Architecture Overview
TODO: put in a drawing of the architecture overview
The database backend consists of two databases.
- Relational Database
- A NoSQL Database as a data lake, is being used to hold all collected data from the data sources
The Relational Database
The relational database holds metadata about the data sources as well as configuration data and security information and serves as an abstraction layer to Elasticsearch
The NoSQL Database
The NoSQL database serves as a data lake and holds all the collected data
Requirements
- scale-able in the range of petabyte in size
- hundred of thousands of requests per minute
- high availablility
- partition tolerance
- immediate consistency is NOT necessary
Chosen Database
For the project Elasticsearch has been chosen, cause it is very scale-able and fast. It is a horizontally scaling database which uses inverted indices for full text searches and b-k-d-trees for numerical and geo-spatial data.
Datamodell
Against my better judgment, we are going to implement a type focused datamanagment. That means we are following the data structure as follows:
Sample with Luftdate.info
index: "ambient_temperature_2017...",
doctype: "measurement",
{
"source_id": "luftdaten_info",
"device": "141",
"record_id": "uid for one set of sensordata",
"timestamp": "2017-06-06T00:02:10",
"timestamp_record": "this is gonna be the timestamp, when the data is included into the database",
"location":{
"lat": 48.779,
"lon": 9.160
},
"height": 122.5,
"licence": "gotta find out",
"sensor": "BME280",
"observation_value:" : 17.62,
"quality": 5
}
| Field | Value |
|---|---|
source_id |
name of data provider, which was provided during setup process |
device |
name for the device, for example name of a weather station |
timestamp |
time when data has been saved in this database |
timestamp_record |
timestamp from datasource on when the measurement has been taken place |
location |
location as object representation lat and lon explicitly named |
sensor |
is the name of the sensor |
height (optional) |
height in meter above sealevel |
license |
license is mandatory, even when it is empty, ore unknown |
observation_value: |
The value of the messurment, type is implied by the index |
quality_indicator: (optional) |
local quality indicator |
Why it is a bad idea to do it this way
one ground rule with elastic search is it, not to allow a elasticsearch index to grow indefinitely.

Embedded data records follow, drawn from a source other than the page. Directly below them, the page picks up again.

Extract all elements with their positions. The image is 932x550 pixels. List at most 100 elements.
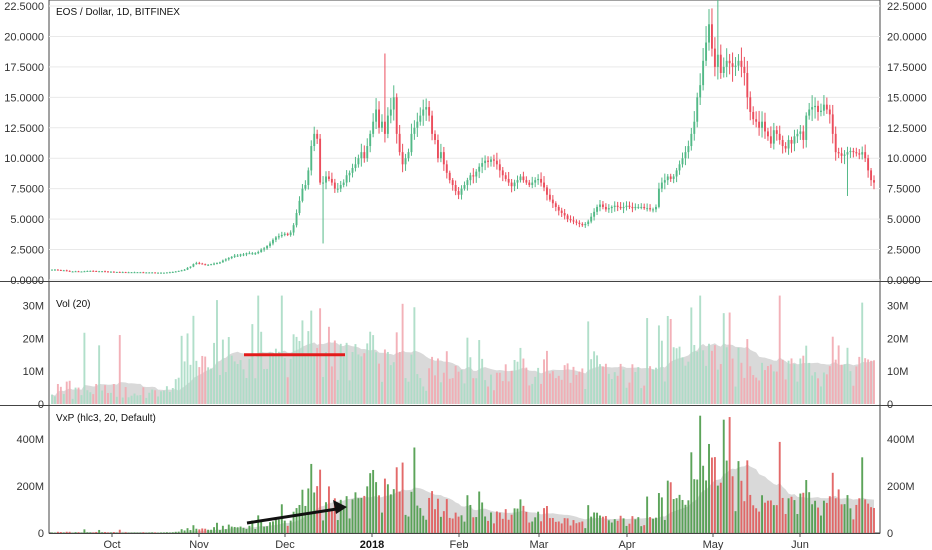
price-tick-right: 17.5000 xyxy=(887,62,927,74)
candle-body xyxy=(242,254,245,256)
volume-bar xyxy=(442,372,445,404)
vxp-bar xyxy=(619,515,622,533)
volume-bar xyxy=(236,364,239,404)
vxp-bar xyxy=(204,528,207,533)
vxp-bar xyxy=(540,521,543,533)
vxp-bar xyxy=(690,452,693,533)
vxp-bar xyxy=(98,529,101,533)
volume-bar xyxy=(475,378,478,404)
candle-body xyxy=(139,272,142,274)
volume-bar xyxy=(257,295,260,404)
candle-body xyxy=(148,272,151,274)
volume-bar xyxy=(537,367,540,404)
candle-body xyxy=(392,97,395,110)
vxp-bar xyxy=(610,522,613,533)
volume-bar xyxy=(596,355,599,404)
candle-body xyxy=(401,152,404,165)
vxp-bar xyxy=(498,512,501,533)
candle-body xyxy=(330,178,333,183)
vxp-bar xyxy=(389,494,392,533)
volume-bar xyxy=(737,347,740,404)
vxp-bar xyxy=(596,512,599,533)
vxp-bar xyxy=(180,529,183,533)
volume-tick-right: 10M xyxy=(887,366,908,378)
vxp-bar xyxy=(192,525,195,533)
vxp-bar xyxy=(269,522,271,533)
volume-bar xyxy=(77,387,80,404)
volume-bar xyxy=(89,392,92,404)
volume-bar xyxy=(118,335,121,404)
volume-bar xyxy=(722,313,725,404)
volume-bar xyxy=(858,356,861,404)
vxp-bar xyxy=(92,532,95,533)
volume-bar xyxy=(749,366,752,404)
volume-bar xyxy=(655,367,657,404)
candle-body xyxy=(171,271,174,273)
vxp-bar xyxy=(442,511,445,533)
candle-body xyxy=(298,200,301,214)
volume-bar xyxy=(107,393,109,404)
candle-body xyxy=(728,60,731,64)
candle-body xyxy=(357,158,360,165)
volume-bar xyxy=(115,396,118,404)
candle-body xyxy=(834,133,837,153)
candle-body xyxy=(274,237,277,240)
vxp-bar xyxy=(398,491,401,533)
candle-body xyxy=(151,272,154,274)
volume-bar xyxy=(501,381,504,404)
volume-bar xyxy=(295,336,298,404)
volume-bar xyxy=(734,386,737,404)
vxp-bar xyxy=(870,507,873,533)
vxp-bar xyxy=(322,520,325,533)
candle-body xyxy=(239,254,242,256)
volume-bar xyxy=(849,371,852,404)
candle-body xyxy=(475,171,478,177)
vxp-bar xyxy=(419,508,422,533)
candle-body xyxy=(799,131,802,134)
candle-body xyxy=(454,185,457,192)
candle-body xyxy=(811,107,814,110)
candle-body xyxy=(186,267,189,270)
candle-body xyxy=(460,188,463,195)
volume-bar xyxy=(381,381,383,404)
volume-bar xyxy=(504,364,507,404)
candle-body xyxy=(687,146,690,153)
volume-bar xyxy=(569,382,572,404)
x-tick-label: May xyxy=(703,539,724,550)
vxp-bar xyxy=(304,505,307,533)
volume-bar xyxy=(708,343,710,404)
candle-body xyxy=(248,253,251,255)
vxp-bar xyxy=(504,509,507,533)
price-tick-right: 5.0000 xyxy=(887,214,921,226)
volume-bar xyxy=(148,392,151,404)
candle-body xyxy=(790,139,793,144)
vxp-bar xyxy=(796,514,799,533)
candle-body xyxy=(666,176,669,181)
volume-bar xyxy=(145,397,148,404)
candle-body xyxy=(607,208,610,210)
vxp-bar xyxy=(224,529,227,533)
candle-body xyxy=(569,219,572,221)
vxp-bar xyxy=(351,499,354,533)
candle-body xyxy=(681,158,684,165)
vxp-bar xyxy=(101,532,104,533)
vxp-bar xyxy=(83,529,86,533)
candle-body xyxy=(578,222,581,224)
volume-bar xyxy=(451,378,454,404)
candle-body xyxy=(531,182,534,186)
volume-bar xyxy=(540,383,543,404)
candle-body xyxy=(778,133,781,140)
volume-bar xyxy=(292,334,295,404)
volume-bar xyxy=(298,340,301,404)
volume-bar xyxy=(808,362,811,404)
candle-body xyxy=(513,182,516,187)
vxp-bar xyxy=(316,486,319,533)
candle-body xyxy=(693,121,696,134)
vxp-bar xyxy=(363,495,366,533)
candle-body xyxy=(227,258,230,260)
vxp-bar xyxy=(472,517,475,533)
vxp-bar xyxy=(846,495,849,533)
volume-bar xyxy=(363,353,366,404)
vxp-bar xyxy=(563,518,566,533)
vxp-bar xyxy=(339,499,342,533)
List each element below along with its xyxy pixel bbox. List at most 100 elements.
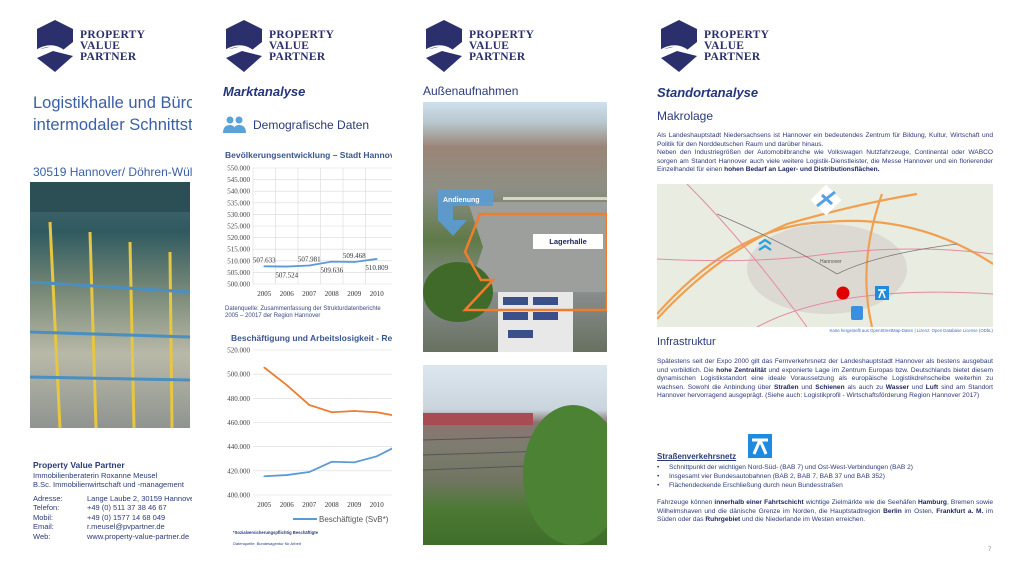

Because, there might be a undefined number of data sources which might want to add their data to the database. That in turn means it might be possible, an index grows beyond the hardware capacity of an elasticsearch node which means it has to be reindex, which is computational very expensive.
Why do we still do it
It is one drawback, which we will have to except due to additional requirements. It is just one drawback which we can handy by monitoring the search cluster.